Gibbs, who then worked as a food sales broker, helped out and cooked at the Tails Creek restaurant on weekends. He eventually bought the business so his parents could retire, noted daughter Angela Gibbs Reynolds.
“(In his food sales job), he represented a bunch of different companies. He went to the different Army commissaries in the Southeast and sold them new products and reordered the products they needed,” added Reynolds. “He used to come up (to Ellijay) after he was done working through the week to help my grandaddy. He’d been around it his whole life, and they wanted to keep (the restaurant) in the family, so he bought it from granddaddy and got off the road. He had to travel a lot for his job, so that was big for him.”
Daughter Holli Gibbs remembered how the name of the restaurant was finally changed.
“My Uncle Junior owned a printing business that was over by the Piggly Wiggly. He printed the order tickets for the restaurant, which, for the longest time, had been John’s Ellijay Restaurant. He printed some tickets one time that said Mike’s Ellijay Restaurant instead. Dad didn’t want that. He wanted it to (stay the same),” Holli said. “My uncle said, ‘You’re out of luck, because these are the tickets I’m making from now on!’ He did it to surprise my dad, his baby brother. Dad didn’t like it at first, but it just kind of stuck.”
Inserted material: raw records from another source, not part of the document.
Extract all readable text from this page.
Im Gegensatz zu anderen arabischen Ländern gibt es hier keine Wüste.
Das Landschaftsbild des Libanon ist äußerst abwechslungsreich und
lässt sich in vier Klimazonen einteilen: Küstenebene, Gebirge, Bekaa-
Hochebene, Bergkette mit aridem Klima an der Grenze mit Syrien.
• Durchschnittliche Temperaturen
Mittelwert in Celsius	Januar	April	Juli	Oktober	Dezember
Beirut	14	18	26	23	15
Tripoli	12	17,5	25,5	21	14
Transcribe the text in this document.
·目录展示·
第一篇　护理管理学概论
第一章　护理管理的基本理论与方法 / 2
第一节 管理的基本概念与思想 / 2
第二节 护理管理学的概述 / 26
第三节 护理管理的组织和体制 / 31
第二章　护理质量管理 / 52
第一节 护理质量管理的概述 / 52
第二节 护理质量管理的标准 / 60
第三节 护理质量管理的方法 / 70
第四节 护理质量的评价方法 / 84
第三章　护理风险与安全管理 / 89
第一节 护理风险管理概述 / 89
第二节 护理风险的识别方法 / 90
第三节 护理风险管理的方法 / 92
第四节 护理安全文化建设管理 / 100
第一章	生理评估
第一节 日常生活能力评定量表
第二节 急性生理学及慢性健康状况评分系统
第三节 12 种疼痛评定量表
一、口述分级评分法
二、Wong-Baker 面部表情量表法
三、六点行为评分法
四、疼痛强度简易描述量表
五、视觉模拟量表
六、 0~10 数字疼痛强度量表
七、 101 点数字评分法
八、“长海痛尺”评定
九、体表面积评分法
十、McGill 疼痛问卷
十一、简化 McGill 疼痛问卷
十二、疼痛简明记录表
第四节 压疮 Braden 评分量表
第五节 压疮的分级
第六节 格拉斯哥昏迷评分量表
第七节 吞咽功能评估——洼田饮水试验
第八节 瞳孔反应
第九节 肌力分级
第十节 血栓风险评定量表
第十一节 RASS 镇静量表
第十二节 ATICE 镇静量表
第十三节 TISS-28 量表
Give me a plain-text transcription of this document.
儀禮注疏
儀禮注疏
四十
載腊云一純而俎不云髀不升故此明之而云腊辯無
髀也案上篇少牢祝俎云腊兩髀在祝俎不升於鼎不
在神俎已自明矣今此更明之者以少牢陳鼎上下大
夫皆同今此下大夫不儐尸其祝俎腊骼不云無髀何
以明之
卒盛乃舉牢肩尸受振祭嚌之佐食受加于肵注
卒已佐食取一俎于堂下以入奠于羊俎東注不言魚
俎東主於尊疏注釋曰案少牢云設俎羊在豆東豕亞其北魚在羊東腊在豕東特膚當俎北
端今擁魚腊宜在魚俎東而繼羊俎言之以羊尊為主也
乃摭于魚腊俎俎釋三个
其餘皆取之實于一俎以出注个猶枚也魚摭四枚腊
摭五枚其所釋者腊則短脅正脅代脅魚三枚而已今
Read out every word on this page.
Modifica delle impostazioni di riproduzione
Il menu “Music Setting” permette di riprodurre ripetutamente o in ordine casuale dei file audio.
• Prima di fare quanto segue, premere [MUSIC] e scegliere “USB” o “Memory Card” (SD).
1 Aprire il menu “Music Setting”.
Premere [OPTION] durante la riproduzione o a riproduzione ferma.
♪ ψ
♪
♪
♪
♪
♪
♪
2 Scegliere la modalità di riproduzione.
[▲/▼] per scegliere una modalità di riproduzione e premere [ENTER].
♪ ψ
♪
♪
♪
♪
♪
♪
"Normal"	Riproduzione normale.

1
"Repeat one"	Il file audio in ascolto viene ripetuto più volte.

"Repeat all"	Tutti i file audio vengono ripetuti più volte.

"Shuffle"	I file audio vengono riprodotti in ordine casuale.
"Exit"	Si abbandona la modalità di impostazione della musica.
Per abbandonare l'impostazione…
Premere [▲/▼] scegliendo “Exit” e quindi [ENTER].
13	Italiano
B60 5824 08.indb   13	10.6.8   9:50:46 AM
At one time, Mike’s Ellijay Restaurant was one of many local country cooking or “meat and three”-type places in town. Today, it’s one of a small handful, but it still has a very loyal following. Much of that has to do with its southern menu staples, like fried chicken, which Gibbs prepared and perfected over the years, noted Reynolds.
“Everybody used to love to come get the chicken livers or the half fry, which was like half of a fried chicken. We had this one little group that would come all the way from Blairsville for the trout. People raved for years about the salad bar (because) everything on it was homemade,” she added.
The restaurant continues under the leadership of Gibbs’ son, Matt Teague, the fourth generation of the family to follow that path.
“Its just a comfortable place where the locals eat and can see their friends. It’s a familial type atmosphere,” said Rowe. “A lot of the regulars know the menu as well as Mike or Matt. They know what to expect on certain days, and it better be on the menu board on that day!”
Gibbs had been Ellijay’s representative on the water and sewer authority board since 2000 and its chairman since 2013. He was re-elected as chairman in August.
“I was really impressed by his work with the water authority board, running it professionally and doing things the right way,” said Westmoreland.
Rowe said Gibbs weighed the overall impact of decisions and how they would affect the county as a whole.
“He was a steady hand in keeping the county going forward, but, at the same time, being fiscally responsible,” he added. “We’ve got a lot to be grateful for (with that). He always put the customers first and was a fairness-for-all type of chairman, not just for any special interest group.”
Gibbs’ time as chairman saw many system improvement projects come to fruition, including expansion of the water system and the authority’s first system interconnection with Pickens County, noted Tony Whitaker, the water board’s assistant secretary/treasurer. “He was an outstanding citizen for the county and a great steward for the water authority,” added Whitaker. “If we had an emergency (situation) or something and couldn’t have a called meeting, he would always call each one of us and (let us know what was happening). He was always on top of things.”
Both the Ellijay-Gilmer County Water and Sewerage Authority office, located at 1023 Progress Road, and Mike’s Ellijay Restaurant have announced that they will close Wednesday, Sept. 20, for Gibbs’ funeral.
Since that day is a bill due date for water authority customers, the due date will be extended until Thursday, Sept. 21, and late penalties won’t be added until Friday, Sept. 22, said a statement from the water authority.